When I was ten and obsessed with Redwall, I arose an hour early to write a page for my fantasy saga about warring anthropomorphic animals. These “books” never earned readers other than encouraging family members, but I believed they could be big someday if only given time in the limelight. My expectations contained more fantasy than my novels.
After failing to meet my unrealistic dreams over the years, I learned to face the question: Am I prepared for opportunity? Would I be ready for a segment on the Tim Ferriss podcast? If I suddenly had ten-million dollars to invest, would I even know what to do with it? If my dream job came on a silver platter, could I perform in the interview?
The answer is often a resounding “no.” Quality opportunities only appear to those who put in the legwork. An interview with Oprah would be worthless if we couldn’t write something worth publishing.
Imagine a tree with an expansive canopy. The tree has thousands of leaves ready to capture light wherever the sun appears. All this photosynthetic surface area positions the tree to seize opportunities. Successful people and initiatives are similar—they have robust systems to capture leads, capital, and followers. While it’s easy to admire their sprawling canopy, it’s not the only component of success. Every large tree has a stable root system.
A palm tree won’t last in Antarctica, nor will a sequoia grow in the Sahara. Even with generous loads of TLC, trees won’t take root in the wrong environment.
Likewise, people or initiatives fail in ill-suited situations. Nobody has a say where they’re born or raised, so some people start on craggy rocks where it’s next to impossible to form healthy roots—abject poverty, abusive homes, or having a marginalized identity. Environment can be a limiting factor for our endeavors too. Relative to a surf shop in SoCal, selling surfboards in Kansas is doomed without substantial effort.
While we can’t pick our starting environment, we can choose our future environments. Instead of wandering into lightless caves, we could choose an environment that will serve our future goals. Moving to the Bay Area could enable more opportunities if we want to work in Big TechTM. If we want to improve our cardio, joining a trail-running meetup can be more suitable than haunting a brewery.
While these macro environments can establish roots, the microenvironment also matters. Someone might get a job at their dream company, but maybe their team has a crappy culture with limited growth opportunities. Another might attempt novel writing, but their home is so cluttered and chaotic they can’t find space to think.
Are we in the place we want to grow?
An apple tree might live in the ideal climate, but its roots need rich, hydrated soil to gather nutrients. We require the resources and education to make our environment count.

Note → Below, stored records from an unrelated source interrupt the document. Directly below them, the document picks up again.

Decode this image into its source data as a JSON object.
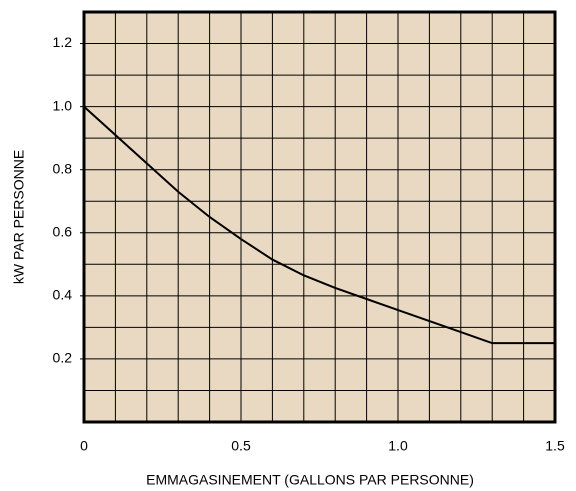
{
  "chart_data": {
    "type": "line",
    "xlabel": "EMMAGASINEMENT (GALLONS PAR PERSONNE)",
    "ylabel": "kW PAR PERSONNE",
    "x": [
      0,
      0.1,
      0.2,
      0.3,
      0.4,
      0.5,
      0.6,
      0.7,
      0.8,
      0.9,
      1.0,
      1.1,
      1.2,
      1.3,
      1.5
    ],
    "series": [
      {
        "color": "#000000",
        "values": [
          1.0,
          0.91,
          0.82,
          0.73,
          0.65,
          0.58,
          0.515,
          0.465,
          0.425,
          0.39,
          0.355,
          0.32,
          0.285,
          0.25,
          0.25
        ]
      }
    ],
    "xlim": [
      0,
      1.5
    ],
    "xticks": [
      0,
      0.5,
      {
        "value": 1.0,
        "label": "1.0"
      },
      1.5
    ],
    "ylim": [
      0,
      1.3
    ],
    "yticks": [
      0.2,
      0.4,
      0.6,
      0.8,
      {
        "value": 1.0,
        "label": "1.0"
      },
      1.2
    ],
    "xgridlines": [
      0.1,
      0.2,
      0.3,
      0.4,
      0.5,
      0.6,
      0.7,
      0.8,
      0.9,
      1.0,
      1.1,
      1.2,
      1.3,
      1.4
    ],
    "ygridlines": [
      0.1,
      0.2,
      0.3,
      0.4,
      0.5,
      0.6,
      0.7,
      0.8,
      0.9,
      1.0,
      1.1,
      1.2
    ],
    "background": "#ead9c2"
  }
}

A motivated college grad could land a job at their dream company, but they could spin their wheels without the right mentorship. Or a brilliant artist could not afford materials—rendering them unable to paint. A profitable product could erode in the market with reduced support quality.
We control the nutrient density of our soil by managing our finances, investing in our health, and feeding our brains. Focusing on these “quiet” activities will develop our potential. The things we do in the dark can put us in the light.
What resources do we require for growth?
Arborists observed a strange forest phenomenon: salmon DNA appeared in trees five miles from the nearest river. When a bear left a salmon carcass on a riverbank, its flesh decayed into the soil. Tree roots absorbed the flesh and passed the information through its root network via mycorrhizal fungi—earning the moniker “Wood Wide Web.”
Trees communicate with one another via their roots—not just salmon DNA but all sorts of information about the health of the forest, changing climates, and invasive species. Humans, like trees, are social creatures. Without community, we struggle to grow as winds on an open plane can rip us from the soil. When part of a forest, our roots intermesh and help us endure storms we couldn’t stand alone.
Our community enforces our values, and our values shape our roots.
Are we forming relationships that support growth?
Rootwork is invisible since a foundation forms beneath the surface of success. But the work to find the right environment, gather nutrients, and foster a supportive community are table stakes for growth. Good roots won’t magically appear—we must deliberately invest in them. No matter our age or circumstance, there’s always room for Rootwork.